An equation for Fibonacci numbers

Question

Let $F(n)$ be $n$-th Fibonacci-number. Then the following holds: $$F(n)^2+F(n+1)^2=F(2n+1).$$ I have proved, but I want a brief proof. Do you know anything about it?

Answer 1

I can do a pretty neat proof ... though it does require a bit of set-up.

In particular, it's easily proven by relating the Fibonacci numbers to the following problem:

Suppose that you want to go up some flight of stairs and at every step you can take either one or two stairs: in how many ways can you get up the stairs?

Well, if we say that there are $n$ stairs, then it turns out there are $F_{n+1}$ ways to do it.

A very easy inductive proof shows why:

Base cases: If there is $1$ stairs, you can do it in only $1$ way, and indeed $F_{1+1}=F_2=1$. If there are $2$ stairs, then there are two ways: either take two steps of $1$, or take one step of $2$. And indeed, $F_{2+1}=F_3=2$

Inductive step: Say you have $n >2$ stairs.

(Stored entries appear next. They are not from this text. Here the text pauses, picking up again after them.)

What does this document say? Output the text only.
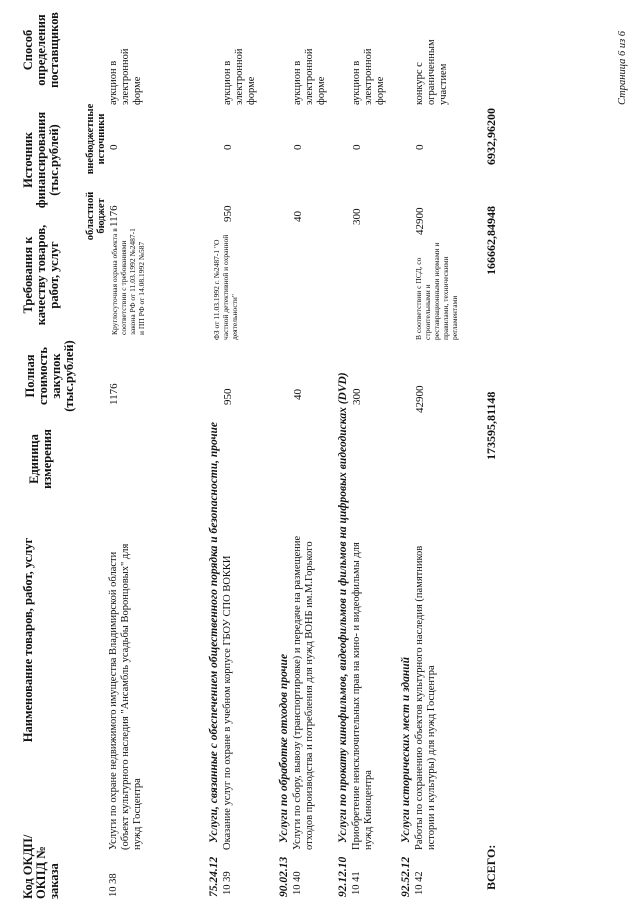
Код ОКДП/ ОКПД № заказа
Наименование товаров, работ, услуг
Единица измерения
Полная стоимость закупок (тыс.рублей)
Требования к качеству товаров, работ, услуг
Источник финансирования (тыс.рублей)
областной бюджет
внебюджетные источники
Способ определения поставщиков
10 38
Услуги по охране недвижимого имущества Владимирской области (объект культурного наследия "Ансамбль усадьбы Воронцовых" для нужд Госцентра
1176
Круглосуточная охрана объекта в соответствии с требованиями закона РФ от 11.03.1992 №2487-1 и ПП РФ от 14.08.1992 №587
1176
0
аукцион в электронной форме
75.24.12
Услуги, связанные с обеспечением общественного порядка и безопасности, прочие
10 39
Оказание услуг по охране в учебном корпусе ГБОУ СПО ВОККИ
950
ФЗ от 11.03.1992 г. №2487-1 "О частной детективной и охранной деятельности"
950
0
аукцион в электронной форме
90.02.13
Услуги по обработке отходов прочие
10 40
Услуги по сбору, вывозу (транспортировке) и передаче на размещение отходов производства и потребления для нужд ВОНБ им.М.Горького
40
40
0
аукцион в электронной форме
92.12.10
Услуги по прокату кинофильмов, видеофильмов и фильмов на цифровых видеодисках (DVD)
10 41
Приобретение неисключительных прав на кино- и видеофильмы для нужд Киноцентра
300
300
0
аукцион в электронной форме
92.52.12
Услуги исторических мест и зданий
10 42
Работы по сохранению объектов культурного наследия (памятников истории и культуры) для нужд Госцентра
42900
В соответствии с ПСД, со строительными и реставрационными нормами и правилами, техническими регламентами
42900
0
конкурс с ограниченным участием
ВСЕГО:
173595,81148
166662,84948
6932,96200
Страница 6 из 6
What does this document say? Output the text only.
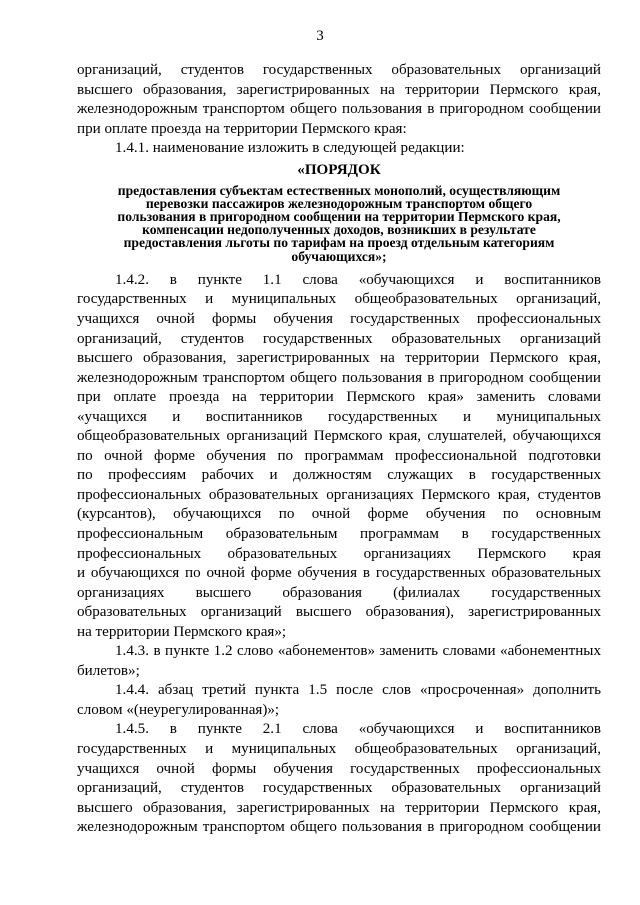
3
организаций, студентов государственных образовательных организаций
высшего образования, зарегистрированных на территории Пермского края,
железнодорожным транспортом общего пользования в пригородном сообщении
при оплате проезда на территории Пермского края:
1.4.1. наименование изложить в следующей редакции:
«ПОРЯДОК
предоставления субъектам естественных монополий, осуществляющим
перевозки пассажиров железнодорожным транспортом общего
пользования в пригородном сообщении на территории Пермского края,
компенсации недополученных доходов, возникших в результате
предоставления льготы по тарифам на проезд отдельным категориям
обучающихся»;
1.4.2. в пункте 1.1 слова «обучающихся и воспитанников
государственных и муниципальных общеобразовательных организаций,
учащихся очной формы обучения государственных профессиональных
организаций, студентов государственных образовательных организаций
высшего образования, зарегистрированных на территории Пермского края,
железнодорожным транспортом общего пользования в пригородном сообщении
при оплате проезда на территории Пермского края» заменить словами
«учащихся и воспитанников государственных и муниципальных
общеобразовательных организаций Пермского края, слушателей, обучающихся
по очной форме обучения по программам профессиональной подготовки
по профессиям рабочих и должностям служащих в государственных
профессиональных образовательных организациях Пермского края, студентов
(курсантов), обучающихся по очной форме обучения по основным
профессиональным образовательным программам в государственных
профессиональных образовательных организациях Пермского края
и обучающихся по очной форме обучения в государственных образовательных
организациях высшего образования (филиалах государственных
образовательных организаций высшего образования), зарегистрированных
на территории Пермского края»;
1.4.3. в пункте 1.2 слово «абонементов» заменить словами «абонементных
билетов»;
1.4.4. абзац третий пункта 1.5 после слов «просроченная» дополнить
словом «(неурегулированная)»;
1.4.5. в пункте 2.1 слова «обучающихся и воспитанников
государственных и муниципальных общеобразовательных организаций,
учащихся очной формы обучения государственных профессиональных
организаций, студентов государственных образовательных организаций
высшего образования, зарегистрированных на территории Пермского края,
железнодорожным транспортом общего пользования в пригородном сообщении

For your first step you can either go one up or two stairs up. By inductive hypothesis, there are $F_{n}$ ways to finish climbing the $n-1$ stairs after having taken a step of $1$ stairs, and there are $F_{n-1}$ ways to finish climbing the $n-2$ stairs after having taken a step of $2$ stairs. So, there are $F_{n}+F_{n-1}=F_{n+1}$ ways to climb $n$ stairs.

OK, so now that we have made a connection between the Fibonacci numbers and the number of ways to climb stairs in this way, we can prove your desired result very quickly:

Let's climb $2n$ stairs. We now know we can do this in $F_{2n+1}$ ways. But note that there are two different possibilities for us climbing those $2n$ stairs: The first way is that we climb the stairs and that at some point we will have climbed exactly $n$ stairs. If this happens, then there are $F_{n+1}$ ways to climb the first $n$ stairs, and also $F_{n+1}$ ways to climb the other $n$ stairs. The second way is that at some point we will have climbed exactly $n-1$ stairs, which can be done in $F_{n}$ ways, after which we take a step of $2$ stairs, and then finish climbing the remaining $n-1$ stairs, which can be done in $F_{n}$ ways. So, it must be true that:

$$F_{2n+1} = F_{n+1} \cdot F_{n+1} + F_{n} \cdot F_{n}$$

Answer 2

My favorite Fibonacci technique is the matrix formulation, which is well worth knowing and easily proved: $$ A^n= \begin{pmatrix}1&1\\1&0\end{pmatrix}^n= \begin{pmatrix}F_{n+1}&F_n\\F_n&F_{n-1}\end{pmatrix} $$ Therefore, $$ \begin{pmatrix}F_{2n+1}&F_{2n}\\F_{2n}&F_{2n-1}\end{pmatrix} =A^{2n} =(A^n)^2 =\begin{pmatrix}F_{n+1}&F_n\\F_n&F_{n-1}\end{pmatrix}^2 =\begin{pmatrix}F_n^2+F_{n+1}^2&*\\*&*\end{pmatrix} $$ The omitted terms give other identities, such as $F_{2n} = (F_{n-1}+F_{n+1})F_n$.